Le pouvoir de police général du maire

Au titre de l’article L. 2212-1 du Code général des collectivités territoriales (CGCT), « Le maire est chargé, sous le contrôle administratif du représentant de l’Etat dans le département, de la police municipale, de la police rurale et de l’exécution des actes de l’Etat qui y sont relatifs ». L’article L. 2212-5 du même code précise : « La police municipale a pour objet d’assurer le bon ordre, la sûreté, la sécurité et la salubrité publiques. Elle comprend notamment : […] 5° Le soin de prévenir, par des précautions convenables, et de faire cesser, par la distribution des secours nécessaires […], les maladies épidémiques ou contagieuses, les épizooties, de pourvoir d’urgence à toutes les mesures d’assistance et de secours et, s’il y a lieu, de provoquer l’intervention de l’administration supérieure ». Ce « pouvoir de police général du maire » est un pouvoir propre, et non un pouvoir détenu par délégation du Conseil municipal.

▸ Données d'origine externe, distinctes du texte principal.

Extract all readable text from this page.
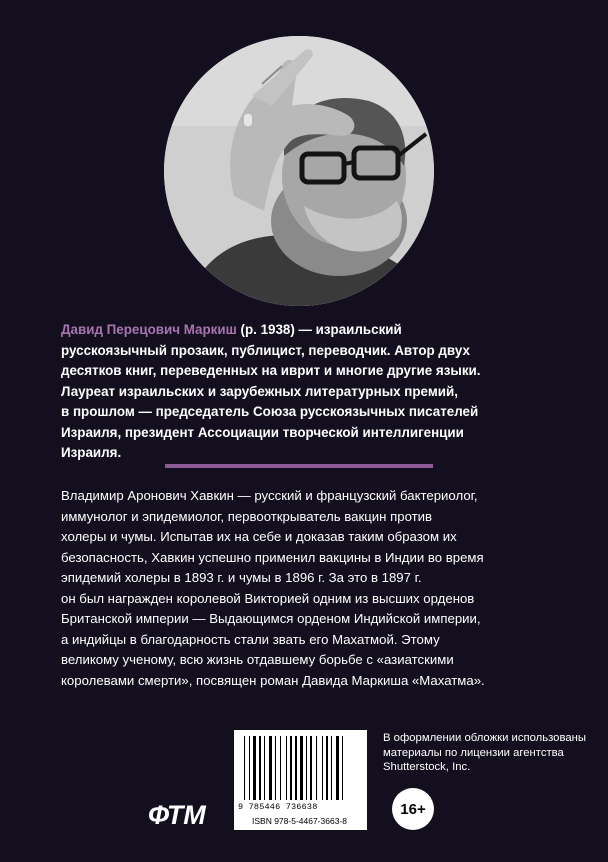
Давид Перецович Маркиш (р. 1938) — израильский
русскоязычный прозаик, публицист, переводчик. Автор двух
десятков книг, переведенных на иврит и многие другие языки.
Лауреат израильских и зарубежных литературных премий,
в прошлом — председатель Союза русскоязычных писателей
Израиля, президент Ассоциации творческой интеллигенции
Израиля.

Владимир Аронович Хавкин — русский и французский бактериолог,

иммунолог и эпидемиолог, первооткрыватель вакцин против

холеры и чумы. Испытав их на себе и доказав таким образом их

безопасность, Хавкин успешно применил вакцины в Индии во время

эпидемий холеры в 1893 г. и чумы в 1896 г. За это в 1897 г.

он был награжден королевой Викторией одним из высших орденов

Британской империи — Выдающимся орденом Индийской империи,

а индийцы в благодарность стали звать его Махатмой. Этому

великому ученому, всю жизнь отдавшему борьбе с «азиатскими

королевами смерти», посвящен роман Давида Маркиша «Махатма».

9 785446 736638
ISBN 978-5-4467-3663-8
ФТМ	16+

В оформлении обложки использованы

материалы по лицензии агентства

Shutterstock, Inc.
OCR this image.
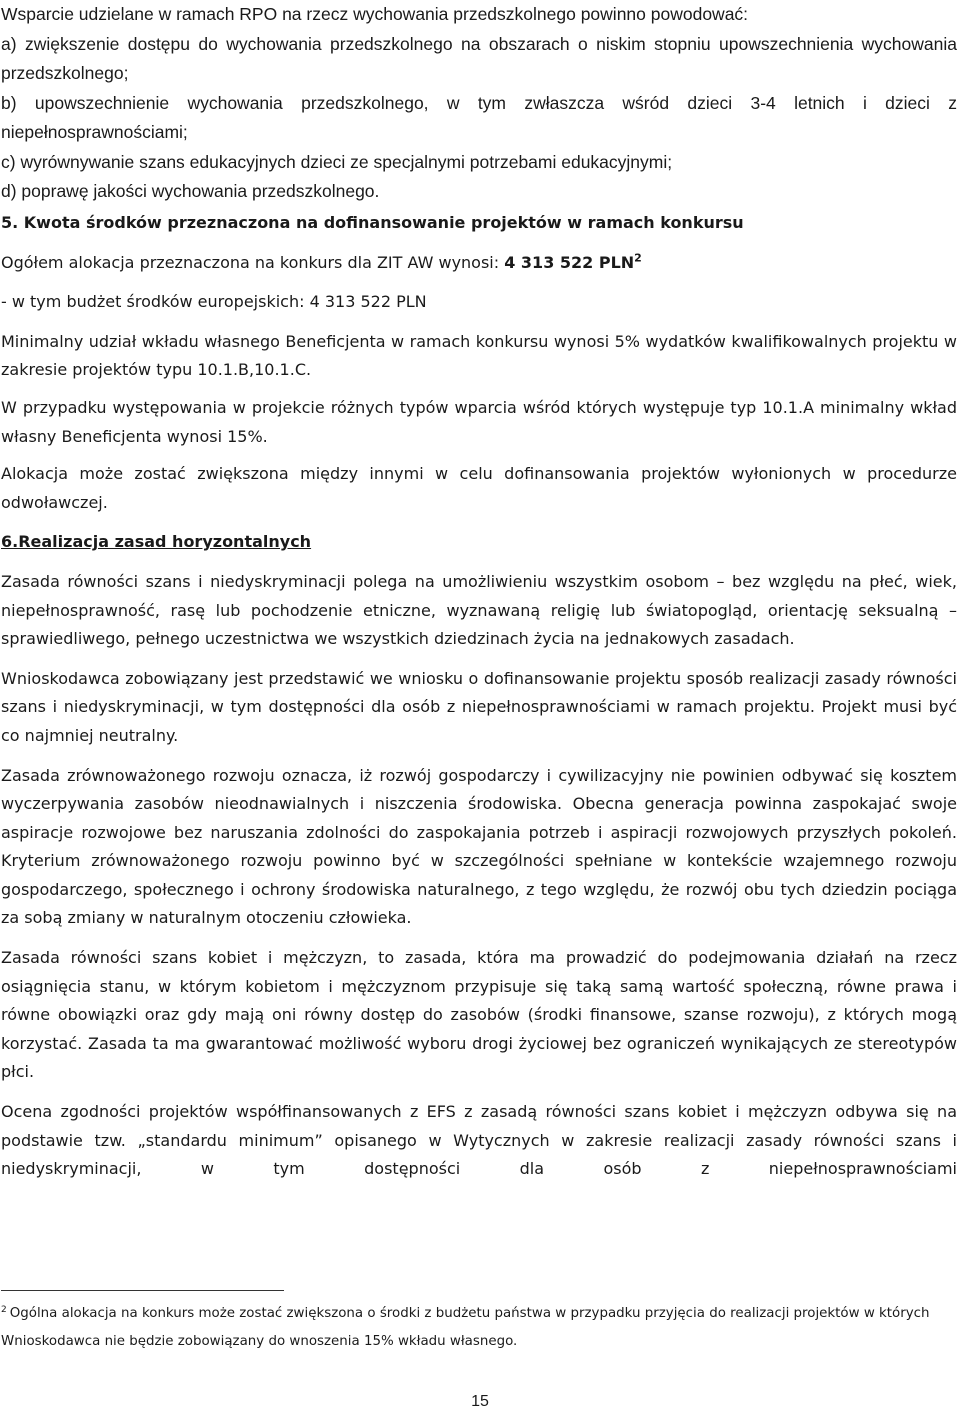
Wsparcie udzielane w ramach RPO na rzecz wychowania przedszkolnego powinno powodować:

a) zwiększenie dostępu do wychowania przedszkolnego na obszarach o niskim stopniu upowszechnienia wychowania przedszkolnego;

b) upowszechnienie wychowania przedszkolnego, w tym zwłaszcza wśród dzieci 3-4 letnich i dzieci z niepełnosprawnościami;

c) wyrównywanie szans edukacyjnych dzieci ze specjalnymi potrzebami edukacyjnymi;

d) poprawę jakości wychowania przedszkolnego.

5. Kwota środków przeznaczona na dofinansowanie projektów w ramach konkursu

Ogółem alokacja przeznaczona na konkurs dla ZIT AW wynosi: 4 313 522 PLN$^2$

- w tym budżet środków europejskich: 4 313 522 PLN

Minimalny udział wkładu własnego Beneficjenta w ramach konkursu wynosi 5% wydatków kwalifikowalnych projektu w zakresie projektów typu 10.1.B,10.1.C.

W przypadku występowania w projekcie różnych typów wparcia wśród których występuje typ 10.1.A minimalny wkład własny Beneficjenta wynosi 15%.

Alokacja może zostać zwiększona między innymi w celu dofinansowania projektów wyłonionych w procedurze odwoławczej.

6.Realizacja zasad horyzontalnych

Zasada równości szans i niedyskryminacji polega na umożliwieniu wszystkim osobom – bez względu na płeć, wiek, niepełnosprawność, rasę lub pochodzenie etniczne, wyznawaną religię lub światopogląd, orientację seksualną – sprawiedliwego, pełnego uczestnictwa we wszystkich dziedzinach życia na jednakowych zasadach.

Wnioskodawca zobowiązany jest przedstawić we wniosku o dofinansowanie projektu sposób realizacji zasady równości szans i niedyskryminacji, w tym dostępności dla osób z niepełnosprawnościami w ramach projektu. Projekt musi być co najmniej neutralny.

Zasada zrównoważonego rozwoju oznacza, iż rozwój gospodarczy i cywilizacyjny nie powinien odbywać się kosztem wyczerpywania zasobów nieodnawialnych i niszczenia środowiska. Obecna generacja powinna zaspokajać swoje aspiracje rozwojowe bez naruszania zdolności do zaspokajania potrzeb i aspiracji rozwojowych przyszłych pokoleń. Kryterium zrównoważonego rozwoju powinno być w szczególności spełniane w kontekście wzajemnego rozwoju gospodarczego, społecznego i ochrony środowiska naturalnego, z tego względu, że rozwój obu tych dziedzin pociąga za sobą zmiany w naturalnym otoczeniu człowieka.

Zasada równości szans kobiet i mężczyzn, to zasada, która ma prowadzić do podejmowania działań na rzecz osiągnięcia stanu, w którym kobietom i mężczyznom przypisuje się taką samą wartość społeczną, równe prawa i równe obowiązki oraz gdy mają oni równy dostęp do zasobów (środki finansowe, szanse rozwoju), z których mogą korzystać. Zasada ta ma gwarantować możliwość wyboru drogi życiowej bez ograniczeń wynikających ze stereotypów płci.

Ocena zgodności projektów współfinansowanych z EFS z zasadą równości szans kobiet i mężczyzn odbywa się na podstawie tzw. „standardu minimum” opisanego w Wytycznych w zakresie realizacji zasady równości szans i niedyskryminacji, w tym dostępności dla osób z niepełnosprawnościami

$^2$ Ogólna alokacja na konkurs może zostać zwiększona o środki z budżetu państwa w przypadku przyjęcia do realizacji projektów w których Wnioskodawca nie będzie zobowiązany do wnoszenia 15% wkładu własnego.

15
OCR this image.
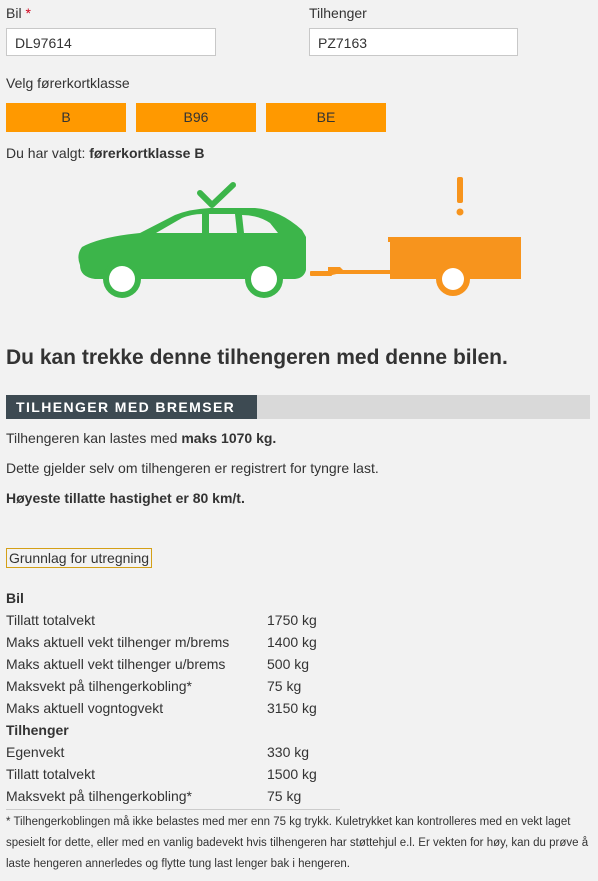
Bil *
DL97614
Tilhenger
PZ7163
Velg førerkortklasse
B	B96	BE
Du har valgt: førerkortklasse B
Du kan trekke denne tilhengeren med denne bilen.
TILHENGER MED BREMSER
Tilhengeren kan lastes med maks 1070 kg.
Dette gjelder selv om tilhengeren er registrert for tyngre last.
Høyeste tillatte hastighet er 80 km/t.
Grunnlag for utregning
Bil
Tillatt totalvekt	1750 kg
Maks aktuell vekt tilhenger m/brems	1400 kg
Maks aktuell vekt tilhenger u/brems	500 kg
Maksvekt på tilhengerkobling*	75 kg
Maks aktuell vogntogvekt	3150 kg
Tilhenger
Egenvekt	330 kg
Tillatt totalvekt	1500 kg
Maksvekt på tilhengerkobling*	75 kg
* Tilhengerkoblingen må ikke belastes med mer enn 75 kg trykk. Kuletrykket kan kontrolleres med en vekt laget spesielt for dette, eller med en vanlig badevekt hvis tilhengeren har støttehjul e.l. Er vekten for høy, kan du prøve å laste hengeren annerledes og flytte tung last lenger bak i hengeren.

Les conditions à l’extension de l’obligation du port du masque

La mise en œuvre de ce pouvoir par voie d’arrêté municipal est toutefois conditionnée. Sur le fond d’abord, il est de jurisprudence constante que le maire d’une commune peut édicter une réglementation plus contraignante que celle imposée par le gouvernement ou le préfet, mais à l’unique condition toutefois qu’il existe des « circonstances particulières de temps et de lieu » le justifiant. En d’autres termes, en ce qui concerne l’épidémie de Covid-19, cela signifie qu’un maire ne peut élargir l’obligation du port du masque que si des circonstances locales particulières le justifient. C’est notamment ce qu’a rappelé le Conseil d’État dans une ordonnance du 17 avril dernier, suspendant un arrêté en ce sens du maire de Sceaux (Ile-de-France). Ces circonstances peuvent, par exemple, être le nombre élevé de clusters dans une même commune, une importante concentration de la population ou encore une hausse importante de
la fréquentation touristique d’une commune.